The Cold War Jet That Became a Drone Killer

by | Mar 28, 2026 | Military Aviation, News | 0 comments

It came home to Portsmouth on October 11, 2025, callsign TABOR61, nose adorned with two small silhouettes of Shahed-type drones alongside the figure of Ares. The Idaho Air National Guard A-10C had just finished six months in the CENTCOM area of responsibility. It had been hunting drones — and it had found them.

The A-10 Thunderbolt II, designed in the 1970s to kill Soviet tanks on the plains of Central Europe, had become a drone killer over the Middle East. Nobody planned it that way. It just works.

The Weapon That Changes the Maths

The standard way to shoot down an Iranian Shahed drone is to fire a missile at it — a Patriot interceptor, an AIM-9, a NASAMS round. The problem is cost. A Shahed costs Iran roughly $20,000 to build. The missiles used to stop them cost anywhere from $500,000 to over $3 million each. Iran has been deliberately exploiting this ratio, launching swarms of cheap drones to drain expensive Western air defence inventories.

Enter the A-10, loaded with AGM-20F FALCO laser-guided rockets — Advanced Precision Kill Weapon System rounds that cost a fraction of a full air-to-air missile. One APKWS costs around $28,000. That’s still more than the drone, but it’s a ratio the West can sustain. The A-10 gives commanders a reusable, mobile platform that hunts and kills drones without burning through premium interceptor stocks.

A-10 Thunderbolt II Warthog heavily armed ground attack aircraft
A heavily armed A-10 Thunderbolt II Warthog. The Cold War tank-killer has found a new mission hunting drones over the Middle East — and it’s proving surprisingly effective. (U.S. Air Force / Wikimedia Commons)
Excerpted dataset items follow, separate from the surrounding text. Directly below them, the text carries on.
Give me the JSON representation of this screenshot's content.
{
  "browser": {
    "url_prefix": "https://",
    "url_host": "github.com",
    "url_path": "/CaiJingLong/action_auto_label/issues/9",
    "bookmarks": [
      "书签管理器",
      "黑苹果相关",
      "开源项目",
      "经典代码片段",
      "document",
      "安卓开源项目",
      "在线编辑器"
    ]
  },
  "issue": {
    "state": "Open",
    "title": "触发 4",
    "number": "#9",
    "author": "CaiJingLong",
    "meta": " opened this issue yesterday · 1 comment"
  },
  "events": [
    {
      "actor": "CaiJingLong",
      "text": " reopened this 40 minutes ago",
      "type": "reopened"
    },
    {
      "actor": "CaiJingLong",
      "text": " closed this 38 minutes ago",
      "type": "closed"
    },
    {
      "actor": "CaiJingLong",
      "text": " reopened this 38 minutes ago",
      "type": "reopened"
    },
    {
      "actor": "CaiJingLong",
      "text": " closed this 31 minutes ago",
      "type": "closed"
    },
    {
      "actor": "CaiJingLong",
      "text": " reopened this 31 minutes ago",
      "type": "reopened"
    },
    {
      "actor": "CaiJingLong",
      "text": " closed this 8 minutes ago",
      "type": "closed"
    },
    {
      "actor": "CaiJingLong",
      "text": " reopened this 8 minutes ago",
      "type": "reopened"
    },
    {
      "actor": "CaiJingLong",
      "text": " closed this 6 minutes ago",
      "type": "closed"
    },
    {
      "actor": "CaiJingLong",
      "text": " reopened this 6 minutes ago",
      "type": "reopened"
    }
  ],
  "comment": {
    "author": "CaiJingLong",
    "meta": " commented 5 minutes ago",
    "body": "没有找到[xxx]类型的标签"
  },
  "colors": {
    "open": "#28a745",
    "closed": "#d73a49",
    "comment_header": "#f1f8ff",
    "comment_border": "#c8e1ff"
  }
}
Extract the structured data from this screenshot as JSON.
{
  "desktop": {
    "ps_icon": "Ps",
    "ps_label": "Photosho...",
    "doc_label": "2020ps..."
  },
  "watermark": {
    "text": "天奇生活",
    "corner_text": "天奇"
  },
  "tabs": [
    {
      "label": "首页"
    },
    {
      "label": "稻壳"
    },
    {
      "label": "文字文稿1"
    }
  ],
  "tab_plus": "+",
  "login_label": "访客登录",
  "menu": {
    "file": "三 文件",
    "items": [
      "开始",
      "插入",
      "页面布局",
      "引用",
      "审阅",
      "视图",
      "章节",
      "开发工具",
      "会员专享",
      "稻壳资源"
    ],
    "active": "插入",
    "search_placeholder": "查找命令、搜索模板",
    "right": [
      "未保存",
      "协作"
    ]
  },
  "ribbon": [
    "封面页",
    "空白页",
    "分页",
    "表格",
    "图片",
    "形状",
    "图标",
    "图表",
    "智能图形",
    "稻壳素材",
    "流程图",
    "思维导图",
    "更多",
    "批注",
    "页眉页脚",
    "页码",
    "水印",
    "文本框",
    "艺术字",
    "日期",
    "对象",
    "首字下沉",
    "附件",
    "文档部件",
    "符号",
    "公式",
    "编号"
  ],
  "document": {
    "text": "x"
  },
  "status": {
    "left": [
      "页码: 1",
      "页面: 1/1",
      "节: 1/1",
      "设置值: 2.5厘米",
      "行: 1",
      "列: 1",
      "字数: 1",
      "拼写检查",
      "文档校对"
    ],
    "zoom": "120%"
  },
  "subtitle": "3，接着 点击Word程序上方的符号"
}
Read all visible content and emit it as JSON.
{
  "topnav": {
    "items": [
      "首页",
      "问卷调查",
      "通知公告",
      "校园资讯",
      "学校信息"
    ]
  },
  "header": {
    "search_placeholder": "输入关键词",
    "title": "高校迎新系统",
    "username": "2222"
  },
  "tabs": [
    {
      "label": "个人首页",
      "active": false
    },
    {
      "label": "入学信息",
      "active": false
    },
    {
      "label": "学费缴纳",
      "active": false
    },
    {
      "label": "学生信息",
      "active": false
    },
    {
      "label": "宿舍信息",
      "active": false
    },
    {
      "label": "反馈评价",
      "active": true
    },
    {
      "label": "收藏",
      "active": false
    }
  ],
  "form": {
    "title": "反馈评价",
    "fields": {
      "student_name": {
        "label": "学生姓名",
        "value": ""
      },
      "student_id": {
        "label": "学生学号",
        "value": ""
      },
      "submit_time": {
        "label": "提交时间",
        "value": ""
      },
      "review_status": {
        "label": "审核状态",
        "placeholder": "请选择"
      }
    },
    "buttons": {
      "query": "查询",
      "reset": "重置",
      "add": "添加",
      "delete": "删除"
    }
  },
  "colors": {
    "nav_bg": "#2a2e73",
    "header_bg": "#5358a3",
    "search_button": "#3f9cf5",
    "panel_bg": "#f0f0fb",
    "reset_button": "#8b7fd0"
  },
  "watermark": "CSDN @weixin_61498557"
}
An Aircraft the Air Force Wanted to Retire

The irony is rich. The U.S. Air Force has been trying to retire the A-10 for years — arguing that it is too slow, too vulnerable, and too specialised to survive on the modern battlefield. Congress has repeatedly blocked the effort, often citing the plane’s close air support capabilities. Now the Warthog is doing something nobody anticipated: demonstrating that in an era of drone warfare, a slow, cheap, heavily armed platform that can loiter and hunt is exactly what the battlefield needs.

Two kill marks on one aircraft from one deployment might seem modest. Multiply it across a fleet and a sustained campaign, and the A-10’s new role starts to look like a strategic argument. The Cold War’s most unloved survivor may have just earned another stay of execution.